"Where did you get information that 1700 covers "half a dozen states (a dozen being 6) between 1am and 4am?
Accodring to Radio-Locator.com, 1700's night time pattern covers exactly 1 state, (not counting Baja-California Mexico).
http://www.radio-locator.com/cgi-bin/finder?call=xepe&sr=Y&s=C&x=10&y=8E"
"As the map shows, the night time pattern barely makes it past Ramona, skews North by NW, and out to the Pacific Ocean.
Also, its 1AM in the morning, and I am in Texas, and I can not get 1700 at all."
Garrett,
As a DX-er of roughly 20 years I've personally heard San Diego 1700 AM in Washington, Oregon, California, Nevada, Arizona, and as far east as Albuquerque, New Mexico. I don't know about Texas, it would depend where you are.
The red lines on the radio-locator daytime *AND* nightime coverage maps are for the groundwave coverage at 5mV/m (five millivolts per meter).
However, skywave AM propagation at 1,000's of miles can be much less than 5mV/m.
There is a book that shows nightime skywave propagation from the Universal Radio web site.
Generally, you can look at the FCC nightime field strength plots and along with some knowledge of the theoretical skywave propagation at different frequencies, you can predict the station's skywave...
1700 is so high on the dial that the theoretical skywave propagation is tremendous. Shortwave "starts" at 1701kHz! I picked up a Brownsville, TX 1700 in Seattle in the background of San Diego 1700.

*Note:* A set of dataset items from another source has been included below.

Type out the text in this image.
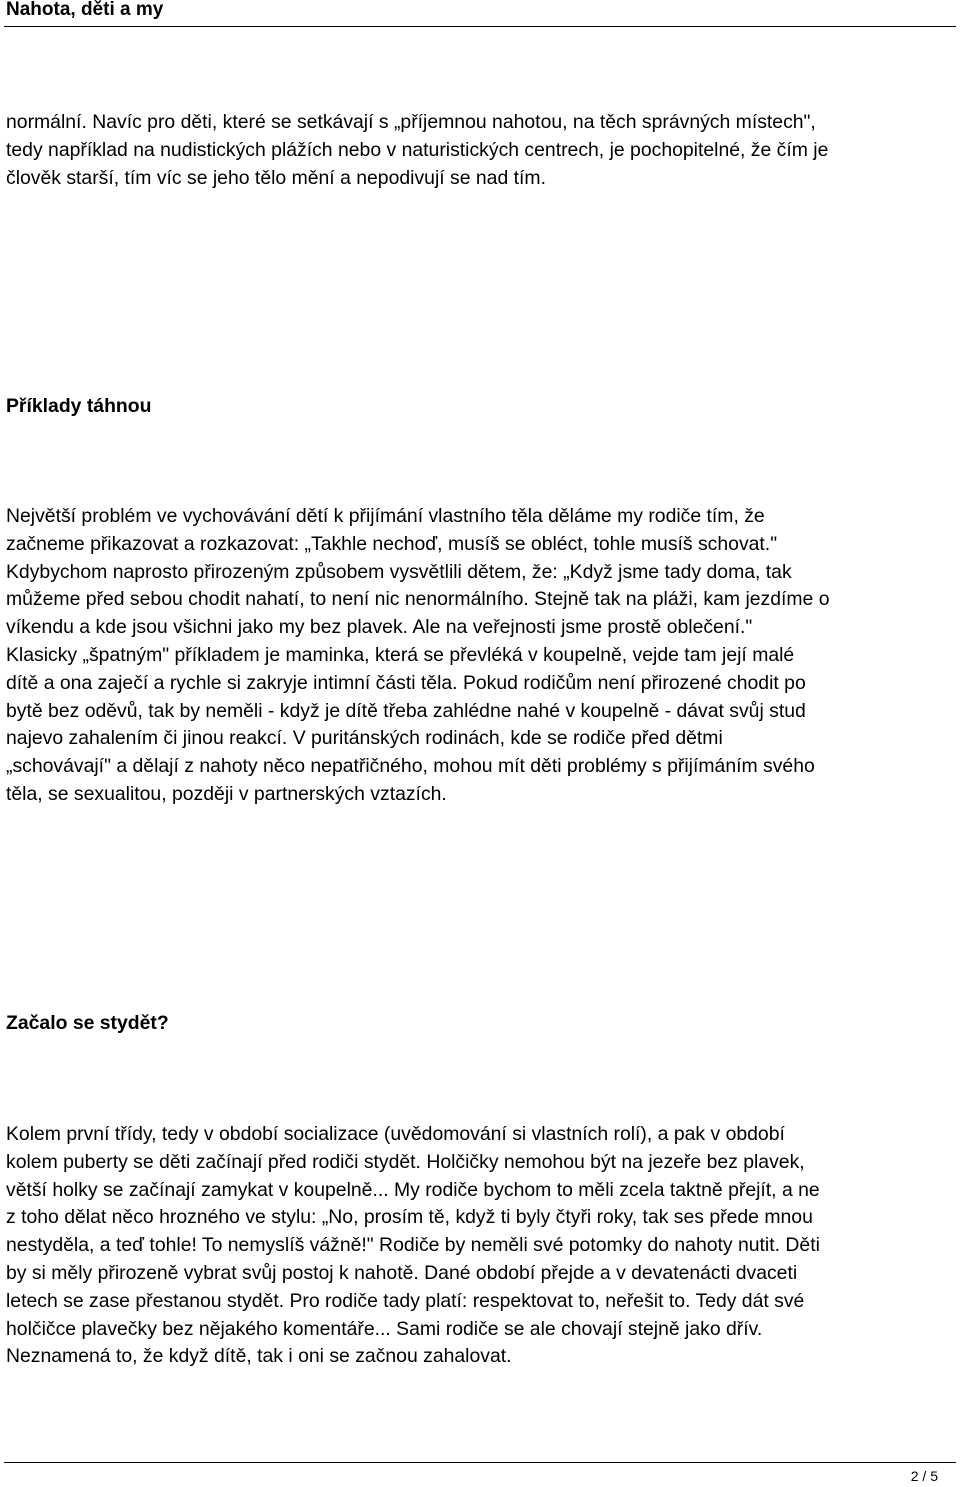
Nahota, děti a my
normální. Navíc pro děti, které se setkávají s „příjemnou nahotou, na těch správných místech",
tedy například na nudistických plážích nebo v naturistických centrech, je pochopitelné, že čím je
člověk starší, tím víc se jeho tělo mění a nepodivují se nad tím.
Příklady táhnou
Největší problém ve vychovávání dětí k přijímání vlastního těla děláme my rodiče tím, že
začneme přikazovat a rozkazovat: „Takhle nechoď, musíš se obléct, tohle musíš schovat."
Kdybychom naprosto přirozeným způsobem vysvětlili dětem, že: „Když jsme tady doma, tak
můžeme před sebou chodit nahatí, to není nic nenormálního. Stejně tak na pláži, kam jezdíme o
víkendu a kde jsou všichni jako my bez plavek. Ale na veřejnosti jsme prostě oblečení."
Klasicky „špatným" příkladem je maminka, která se převléká v koupelně, vejde tam její malé
dítě a ona zaječí a rychle si zakryje intimní části těla. Pokud rodičům není přirozené chodit po
bytě bez oděvů, tak by neměli - když je dítě třeba zahlédne nahé v koupelně - dávat svůj stud
najevo zahalením či jinou reakcí. V puritánských rodinách, kde se rodiče před dětmi
„schovávají" a dělají z nahoty něco nepatřičného, mohou mít děti problémy s přijímáním svého
těla, se sexualitou, později v partnerských vztazích.
Začalo se stydět?
Kolem první třídy, tedy v období socializace (uvědomování si vlastních rolí), a pak v období
kolem puberty se děti začínají před rodiči stydět. Holčičky nemohou být na jezeře bez plavek,
větší holky se začínají zamykat v koupelně... My rodiče bychom to měli zcela taktně přejít, a ne
z toho dělat něco hrozného ve stylu: „No, prosím tě, když ti byly čtyři roky, tak ses přede mnou
nestyděla, a teď tohle! To nemyslíš vážně!" Rodiče by neměli své potomky do nahoty nutit. Děti
by si měly přirozeně vybrat svůj postoj k nahotě. Dané období přejde a v devatenácti dvaceti
letech se zase přestanou stydět. Pro rodiče tady platí: respektovat to, neřešit to. Tedy dát své
holčičce plavečky bez nějakého komentáře... Sami rodiče se ale chovají stejně jako dřív.
Neznamená to, že když dítě, tak i oni se začnou zahalovat.
2 / 5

XEKTT 1700 nightime plot...
http://www.fcc.gov/ftp/Bureaus/MB/Databases/AM_DA_patterns/1000313-86586.pdf
XEKTT info...
http://www.fcc.gov/fcc-bin/amq?stat...&slat2=&NS=N&dlon2=&mlon2=&slon2=&EW=W&size=9
On theoretical considerations alone, with no interference, at 1700kHz the nightime pattern would likely make it to Utah and Idaho, and maybe Colorado/Wyoming/Montana.
It would be nice to hear others like you report the nightime signal, rather than going after others' typos like NM vs. Mexico, purely for political reasons. My goodness.